Osmanlı Devleti’nin altı asrı mütecaviz ayakta kalabilmesinin temel sebeplerinden biri de hiç şüphesiz vazifelerin ana hatlarıyla liyakat ve ehliyete göre dağıtılmasıdır. Gerçekten de Nizam-ı Âlem ve İ’la-yı Kelimetullah ana başlığında ve sulh, sükûn, adalet, hakkaniyet, liyakat, kifayet, merhamet, hürmet ve muhabbet gibi alt başlıklarda toplayabileceğimiz Osmanlı devlet felsefesinin bu mücerret mefhumları, Devlet-i Aliyye’nin çok farklı coğrafyalarda, çok farklı inanç ve kültürlere mensup insanları ahenkle idare edebilmesinin temel dinamiğidir. Bu yazımızda liyakat başlığına dair dört asır arayla iki farklı Avrupalı ismin bizzat müşahedelerine istinaden aynı minvalde yaptıkları değerlendirmelere yer vereceğiz.

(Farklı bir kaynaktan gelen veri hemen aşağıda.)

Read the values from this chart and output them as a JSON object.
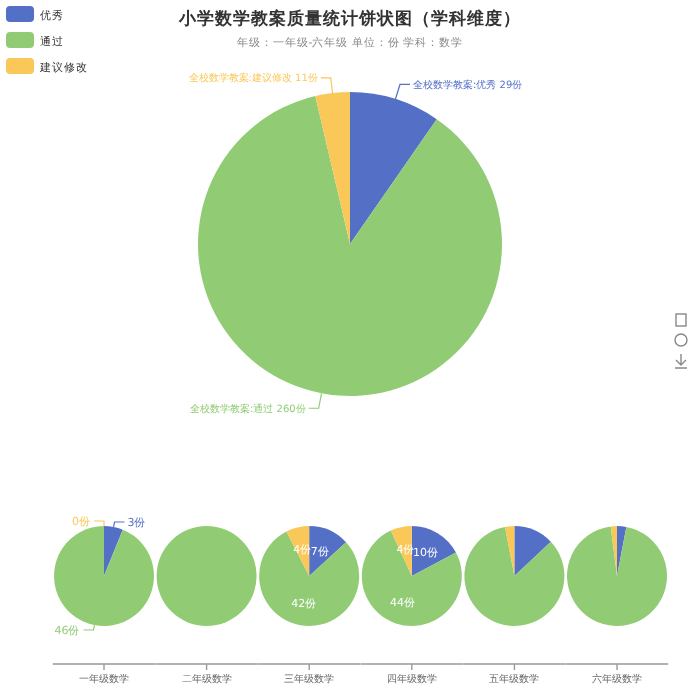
{
  "chart_data": [
    {
      "type": "pie",
      "title": "小学数学教案质量统计饼状图（学科维度）",
      "subtitle": "年级：一年级-六年级    单位：份    学科：数学",
      "legend": "top left",
      "categories": [
        "优秀",
        "通过",
        "建议修改"
      ],
      "values": [
        29,
        260,
        11
      ],
      "colors": [
        "#5470c6",
        "#91cc75",
        "#fac858"
      ],
      "value_labels": [
        "全校数学教案:优秀 29份",
        "全校数学教案:通过 260份",
        "全校数学教案:建议修改 11份"
      ]
    },
    {
      "type": "pie",
      "xlabel": "一年级数学",
      "values": [
        3,
        46,
        0
      ],
      "colors": [
        "#5470c6",
        "#91cc75",
        "#fac858"
      ],
      "value_labels": [
        "3份",
        "46份",
        "0份"
      ]
    },
    {
      "type": "pie",
      "xlabel": "二年级数学",
      "values": [
        100
      ],
      "colors": [
        "#91cc75"
      ]
    },
    {
      "type": "pie",
      "xlabel": "三年级数学",
      "values": [
        7,
        42,
        4
      ],
      "colors": [
        "#5470c6",
        "#91cc75",
        "#fac858"
      ],
      "value_labels": [
        "7份",
        "42份",
        "4份"
      ]
    },
    {
      "type": "pie",
      "xlabel": "四年级数学",
      "values": [
        10,
        44,
        4
      ],
      "colors": [
        "#5470c6",
        "#91cc75",
        "#fac858"
      ],
      "value_labels": [
        "10份",
        "44份",
        "4份"
      ]
    },
    {
      "type": "pie",
      "xlabel": "五年级数学",
      "values": [
        13,
        84,
        3
      ],
      "colors": [
        "#5470c6",
        "#91cc75",
        "#fac858"
      ]
    },
    {
      "type": "pie",
      "xlabel": "六年级数学",
      "values": [
        3,
        95,
        2
      ],
      "colors": [
        "#5470c6",
        "#91cc75",
        "#fac858"
      ]
    }
  ]
}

Vakıa bir kültür-medeniyete iç bakış kadar dış bakışın da ne kadar ehemmiyeti haiz olduğu ehlince malumdur ve bu husus dikkatle tahkik edilirse bir o kadar da meseleleri izah edicidir.
Bu meyanda ilk şahidimiz, Osmanlılardan sonra devrin en büyük gücü diyebileceğimiz Habsburg İmparatorluğu’nun elçisi olarak Kanûnî Sultan Süleyman (1520-66) devrinde 1554 senesine ülkemize gönderilen Busbecq’in anlattıkları olacak. O, gerçekten de Amasya’da huzur-ı hümayuna çıkmadan evvel karşılaştıkları karşısında mest olmuş ve Doğu-Batı mukayesesi de yaparak kendisini şu sözleri söylemekten alıkoyamamıştır:
“Bu muazzam kalabalığın içinde tek kişi yoktu ki, rütbesini şahsi meziyetlerine ve kahramanlıklarına borçlu olmasın. Çünkü burada herkes icra ettiği vazifeye, memuriyete göre rütbe alır. Bu yüzden burada asla koltuk kavgası olmaz. Sultan bu atamalarda ne kişinin zenginliğini ne de geldiği ailenin soylu olup olmadığını dikkate alır; ne falan kimsenin tavsiyesi ilgilendirir onu ne de elâlemin fikri. Sırf meziyetlere bakar; ahlaka, doğal yeteneğe ve tabiata. Herkes kendi liyâkati ölçüsünde mükâfatını alır, dolayısıyla memuriyetler de hakkıyla yerine getirecek kimselerce doldurulur. Burada herkes kendi soyunun, kendi ikbalinin mimarıdır ve bu ikbali istediği gibi inşa etmek kişinin kendi elindedir. Sultanın emrindeki yüksek rütbeli memurların çoğu çobanların, sığırtmaçların oğullarıdır. Bundan utanmak şöyle dursun, bunu bir iftihar vesilesi sayarlar. Kısaca, bu milletin gözünde rütbeler, makamlar, memuriyetler liyâkatlerin ve meziyetlerin mükâfatıdır; ahlaksızlık, tembellik, âcizlikse beş para etmez, itibar görmez, horlanır. İşte bu yüzden bu millet her teşebbüsünde başarılı oluyor, hâkimiyet kuruyor.”